After bringing the students back out of the VR, Bruce was careful to review some of the key points, and allowed the students to share their observations with others. After some time for formative assessment and reflection within their learning logs in TutorAI, Bruce explained that in the next class, the students would be going to the Moonbase to see how radioactive isotopes are being used to provide power to operate the equipment in the Habitat.
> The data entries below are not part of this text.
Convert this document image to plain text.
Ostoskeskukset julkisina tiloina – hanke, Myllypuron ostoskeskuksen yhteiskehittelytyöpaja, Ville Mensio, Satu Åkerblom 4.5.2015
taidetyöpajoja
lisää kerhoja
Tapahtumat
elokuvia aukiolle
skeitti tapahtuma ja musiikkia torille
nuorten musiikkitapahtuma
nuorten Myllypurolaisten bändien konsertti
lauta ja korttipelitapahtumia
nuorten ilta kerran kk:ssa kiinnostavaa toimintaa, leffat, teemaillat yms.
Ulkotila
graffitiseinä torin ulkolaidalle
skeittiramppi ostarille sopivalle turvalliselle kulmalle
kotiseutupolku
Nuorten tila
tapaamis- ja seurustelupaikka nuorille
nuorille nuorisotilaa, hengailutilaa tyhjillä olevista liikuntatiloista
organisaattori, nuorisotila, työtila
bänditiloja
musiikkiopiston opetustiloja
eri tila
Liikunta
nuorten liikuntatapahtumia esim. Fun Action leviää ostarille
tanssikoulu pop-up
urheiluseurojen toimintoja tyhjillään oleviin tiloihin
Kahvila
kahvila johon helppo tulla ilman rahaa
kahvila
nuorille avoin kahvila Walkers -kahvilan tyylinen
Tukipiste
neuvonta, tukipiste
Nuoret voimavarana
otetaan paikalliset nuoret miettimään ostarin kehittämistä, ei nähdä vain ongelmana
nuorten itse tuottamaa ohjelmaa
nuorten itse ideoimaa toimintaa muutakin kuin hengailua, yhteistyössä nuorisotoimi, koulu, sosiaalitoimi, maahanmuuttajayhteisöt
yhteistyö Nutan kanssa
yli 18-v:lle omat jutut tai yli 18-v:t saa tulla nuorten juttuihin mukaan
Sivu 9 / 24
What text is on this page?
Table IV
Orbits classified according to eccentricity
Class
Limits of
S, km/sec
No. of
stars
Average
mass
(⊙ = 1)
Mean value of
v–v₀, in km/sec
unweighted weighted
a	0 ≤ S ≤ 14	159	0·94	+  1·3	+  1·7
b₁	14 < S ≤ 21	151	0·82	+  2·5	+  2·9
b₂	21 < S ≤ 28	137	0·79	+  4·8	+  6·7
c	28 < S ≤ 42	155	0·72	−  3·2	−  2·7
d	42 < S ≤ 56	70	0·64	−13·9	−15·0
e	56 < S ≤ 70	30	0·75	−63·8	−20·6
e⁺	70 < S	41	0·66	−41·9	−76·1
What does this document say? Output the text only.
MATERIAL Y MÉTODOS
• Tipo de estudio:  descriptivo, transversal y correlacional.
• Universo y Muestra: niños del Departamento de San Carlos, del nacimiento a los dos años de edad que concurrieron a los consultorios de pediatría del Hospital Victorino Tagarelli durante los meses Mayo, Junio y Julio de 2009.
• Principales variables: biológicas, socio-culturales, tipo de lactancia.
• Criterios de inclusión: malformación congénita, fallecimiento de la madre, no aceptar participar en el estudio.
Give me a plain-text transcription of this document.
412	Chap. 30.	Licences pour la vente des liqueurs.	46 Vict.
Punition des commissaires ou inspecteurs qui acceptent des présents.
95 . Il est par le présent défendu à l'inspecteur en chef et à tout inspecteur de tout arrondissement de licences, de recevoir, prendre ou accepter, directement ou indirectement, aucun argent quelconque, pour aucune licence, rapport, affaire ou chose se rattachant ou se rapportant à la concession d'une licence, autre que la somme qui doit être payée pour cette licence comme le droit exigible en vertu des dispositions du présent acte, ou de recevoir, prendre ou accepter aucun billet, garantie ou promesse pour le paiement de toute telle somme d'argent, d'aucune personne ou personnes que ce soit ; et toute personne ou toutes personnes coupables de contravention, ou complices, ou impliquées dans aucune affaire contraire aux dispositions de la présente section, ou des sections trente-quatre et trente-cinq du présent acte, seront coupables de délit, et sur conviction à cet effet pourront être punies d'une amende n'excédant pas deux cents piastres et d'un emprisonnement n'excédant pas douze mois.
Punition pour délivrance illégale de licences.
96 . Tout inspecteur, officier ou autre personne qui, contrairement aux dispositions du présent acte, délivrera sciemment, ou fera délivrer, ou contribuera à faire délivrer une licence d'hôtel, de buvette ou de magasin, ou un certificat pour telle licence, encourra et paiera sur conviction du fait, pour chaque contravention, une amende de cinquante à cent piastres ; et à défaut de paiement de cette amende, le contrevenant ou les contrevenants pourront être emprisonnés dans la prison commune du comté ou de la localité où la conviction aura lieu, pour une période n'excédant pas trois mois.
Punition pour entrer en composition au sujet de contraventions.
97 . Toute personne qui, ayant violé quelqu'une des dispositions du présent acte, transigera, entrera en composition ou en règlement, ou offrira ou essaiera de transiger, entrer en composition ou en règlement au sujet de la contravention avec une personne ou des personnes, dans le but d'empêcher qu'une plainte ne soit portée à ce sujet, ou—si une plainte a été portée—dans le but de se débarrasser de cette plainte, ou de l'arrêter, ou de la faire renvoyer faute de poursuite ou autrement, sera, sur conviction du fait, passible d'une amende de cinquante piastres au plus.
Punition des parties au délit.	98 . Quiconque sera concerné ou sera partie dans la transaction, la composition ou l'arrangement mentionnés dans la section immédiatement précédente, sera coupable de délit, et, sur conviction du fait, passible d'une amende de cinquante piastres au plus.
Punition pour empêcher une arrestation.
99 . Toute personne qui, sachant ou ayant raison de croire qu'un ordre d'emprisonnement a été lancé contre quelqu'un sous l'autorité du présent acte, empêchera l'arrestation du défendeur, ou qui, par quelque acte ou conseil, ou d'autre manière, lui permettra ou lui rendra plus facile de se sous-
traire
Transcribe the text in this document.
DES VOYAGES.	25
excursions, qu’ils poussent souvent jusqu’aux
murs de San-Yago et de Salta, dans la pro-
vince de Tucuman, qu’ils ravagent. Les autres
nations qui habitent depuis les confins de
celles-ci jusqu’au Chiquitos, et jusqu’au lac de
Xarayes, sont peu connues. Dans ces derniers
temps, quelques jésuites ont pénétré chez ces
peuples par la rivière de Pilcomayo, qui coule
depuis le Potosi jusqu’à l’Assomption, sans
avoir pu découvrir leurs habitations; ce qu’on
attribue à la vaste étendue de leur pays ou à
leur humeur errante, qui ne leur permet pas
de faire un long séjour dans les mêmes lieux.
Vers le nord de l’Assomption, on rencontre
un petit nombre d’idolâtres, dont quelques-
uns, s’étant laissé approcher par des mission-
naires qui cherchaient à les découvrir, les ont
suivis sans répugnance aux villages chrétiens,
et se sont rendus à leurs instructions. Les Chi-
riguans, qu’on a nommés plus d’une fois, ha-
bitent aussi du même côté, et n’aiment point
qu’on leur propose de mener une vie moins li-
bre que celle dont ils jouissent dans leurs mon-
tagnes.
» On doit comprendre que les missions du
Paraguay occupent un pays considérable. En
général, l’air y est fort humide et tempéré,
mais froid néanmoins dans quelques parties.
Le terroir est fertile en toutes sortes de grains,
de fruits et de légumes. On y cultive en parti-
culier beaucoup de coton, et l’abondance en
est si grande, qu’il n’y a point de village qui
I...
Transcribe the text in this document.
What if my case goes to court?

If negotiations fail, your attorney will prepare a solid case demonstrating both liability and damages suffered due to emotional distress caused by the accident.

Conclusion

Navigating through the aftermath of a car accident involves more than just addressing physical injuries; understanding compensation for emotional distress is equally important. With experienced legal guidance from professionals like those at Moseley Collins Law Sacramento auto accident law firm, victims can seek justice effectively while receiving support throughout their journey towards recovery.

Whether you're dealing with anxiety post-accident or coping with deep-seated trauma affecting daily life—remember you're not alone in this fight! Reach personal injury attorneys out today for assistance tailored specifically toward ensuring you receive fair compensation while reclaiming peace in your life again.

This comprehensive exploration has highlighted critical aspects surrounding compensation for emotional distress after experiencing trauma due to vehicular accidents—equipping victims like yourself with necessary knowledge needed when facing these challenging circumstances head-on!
Recommendation:  Contract renewal

Observer:  Louise Zawadi, Principal

2 thoughts on “Futurist Thoughts – Part 2

  1. zoe armstrong

    Hey Allan,
    I really appreciated your description of the VR experience the students had. It’s always been my dream to rent VR sets for my students and take them on some sort of “field trip” with them. Hopefully one day they will be more accessible to classrooms as I think they could make for incredible transformative learning experiences. Like the one you just described!

    Reply
  2. Elvio Castelli

    Allan,
    First of all, I enjoyed both of your speculative scenarios.
    In my Dystopian future, I also focused on A.I. reviewing human success. I also noticed Trista did as well. I wonder why it is that we all immediately think the future will have A.I. assessing us? Further, why are we so scared of this? Is it because we believe A.I. will never be able to understand our actions or be able to relate and have sympathy for us? We really have no reason to believe this, do we?
    In Speculative Everything, the authors discuss when they develop speculative futures, there are cones of likeness that they use; probable, plausible, possible, and preferable. Where do you think yours would fall (Dunne & Raby, 2013, p. 2-5)? Which of your two scenarios do you think is more likely? I would like to believe it’s the utopia. However, you can never know for sure. The important thing is to use these models to create a discussion of where we are and where we want our relationship with technology to go (Dunne & Raby, 2013, p. 2-3).

    References

    Dunne, A., & Raby, F. (2013). Speculative Everything: Design, Fiction, and Social Dreaming. Cambridge: The MIT Press.